Coupure de courant il y aura, chez toi tu te carapateras

C'est l'été, il est à peine minuit alors que le feu crépite déjà sur le campement. Il est entouré de ses copains, il est content d'être là. « Joue un air pour nous, vas-y, fais pas ton timide ! » lui lance la jolie brune. Patatra, il est claviériste. Pas de bol, la guitare, il n'y connaît rien. Plus loin, le guitariste, lui, se passe ses mains dans ses cheveux, sort sa gratte acoustique et se met à susurrer les paroles d'un morceau de ce bon vieux Jeff Buckley. La voilà sous le charme. Mince, c'est vraiment pas cool.

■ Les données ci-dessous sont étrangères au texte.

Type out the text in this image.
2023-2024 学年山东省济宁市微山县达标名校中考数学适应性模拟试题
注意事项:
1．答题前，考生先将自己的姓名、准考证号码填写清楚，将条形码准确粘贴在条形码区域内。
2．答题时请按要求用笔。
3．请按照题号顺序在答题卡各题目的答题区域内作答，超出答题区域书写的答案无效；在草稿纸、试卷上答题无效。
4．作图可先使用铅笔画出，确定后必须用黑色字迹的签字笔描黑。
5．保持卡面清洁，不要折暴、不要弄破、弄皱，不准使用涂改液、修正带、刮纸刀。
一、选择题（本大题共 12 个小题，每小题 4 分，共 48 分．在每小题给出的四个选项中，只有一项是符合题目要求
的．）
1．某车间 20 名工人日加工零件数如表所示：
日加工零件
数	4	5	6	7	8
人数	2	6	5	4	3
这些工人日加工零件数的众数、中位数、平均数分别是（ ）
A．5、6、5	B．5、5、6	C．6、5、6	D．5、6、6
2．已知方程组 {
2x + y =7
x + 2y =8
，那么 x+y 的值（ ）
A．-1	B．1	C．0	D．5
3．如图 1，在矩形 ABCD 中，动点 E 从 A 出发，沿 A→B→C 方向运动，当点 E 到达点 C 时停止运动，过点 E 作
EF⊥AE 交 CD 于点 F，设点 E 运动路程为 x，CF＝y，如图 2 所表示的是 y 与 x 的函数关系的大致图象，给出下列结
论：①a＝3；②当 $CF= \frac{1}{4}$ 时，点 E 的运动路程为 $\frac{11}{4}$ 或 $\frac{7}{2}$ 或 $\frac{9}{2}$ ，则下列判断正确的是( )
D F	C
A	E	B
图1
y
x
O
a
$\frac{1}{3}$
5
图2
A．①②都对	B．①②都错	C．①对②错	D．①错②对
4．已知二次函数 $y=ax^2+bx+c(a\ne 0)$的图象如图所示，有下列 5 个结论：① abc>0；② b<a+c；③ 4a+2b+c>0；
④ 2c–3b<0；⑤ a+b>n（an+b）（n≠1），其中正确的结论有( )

Eh oui, dur dur de faire danser les gens sans prises de courant ni électricité. L'orage gronde ? Pas de chance, le claviériste, tout fier qu'il est d'exhiber son nouveau modèle de Juno, doit remballer son bel instrument. Encore pire : un groupe de synthpop joue sur scène et le festival se voit paralysé d'une coupure de courant ? Le groupe se voit remercié sans broncher. Alors qu'un mec comme Bruce Springsteen, lui, pourrait continuer. Nous sommes d'accord, les amplis ne fonctionneraient plus, mais qui a absolument besoin de ça pour jouer ? Le clavier, toujours lui !

 

Le pianiste > le claviériste

C'est un fait d'une évidence implacable : le pianiste aura toujours plus de succès que le claviériste. Imaginez une seconde qu'Adrien Brody campe le rôle d'un mec qui joue du synthé durant la guerre. Carrément moins classe (et on ne parle pas du titre du film). Et l'excuse de l'époque n'est pas utilisable : l'orgue Hammond existait déjà. Même le Trautonium avait fait son apparition (il sera rendu célèbre par Hitchcock pour avoir fait frissonner toutes les salles de cinéma avec sa bande-son atrocement terrifiante dans Les Oiseaux). Jouer avec un piano à queue, vêtu d'un costard (un chapeau feutré ?) fera plus d'effet qu'un claviériste en slim trop court, se cassant le dos sur ses touches. Pensez-y.

 

Utiliser le synthé à outrance, c'est le mener à sa perte

Chaque fois qu'une ligne instrumentale a été utilisée à outrance, elle aura démystifié le style. On pense au pathos de la musique émo : Tokio Hotel aurait-t-il creusé sa tombe ? Il n'empêche qu'on ne les entend plus, ces fiers représentants du genre. Puis, on a eu la distorsion des guitares dans le hard rock : « Airbourne ? C'est toujours la même chose ! » a t-on eu l'occasion d'entendre en festival. Du côté de la chanson française, c'est la même rengaine : Bénabar a commencé à parler du quotidien des personnes lambda, celles qui mangent des pizzas devant la télé le soir ou qui achètent un monospace, passés l'âge de la raison. Tout comme Renan Luce, Thomas Dutronc ou encore Cali, qui ont fini par vider la tendance "chansonnettes pour bobos" de sa substance.

Enfin, on peut aussi parler de la Britpop, ce genre rattaché à l'Angleterre qui souhaitait se démarquer de la musique tout droit venue des USA. Et du côté des Anglais, on aime les harmonies joyeuses et les paroles qui vont avec. Aujourd'hui, on ne les entend plus sauf lors de concerts de come-back : la nouvelle génération n'aura assurément pas suivi le mouvement. De fait, n'importe quel gimmick musical ne peut pas tenir le choc bien longtemps lorsqu'il y a invasion.

Ainsi, Kraftwerk a été le précurseur, le Christophe Colomb du synthétiseur. On a envie de dire « ça suffit le synthétiseur, trop c'est trop ! », alors peut-être qu'ils comprendront, ces groupes de pop... Ou pas. Un conseil : utilisez votre tête, embauchez un clarinettiste.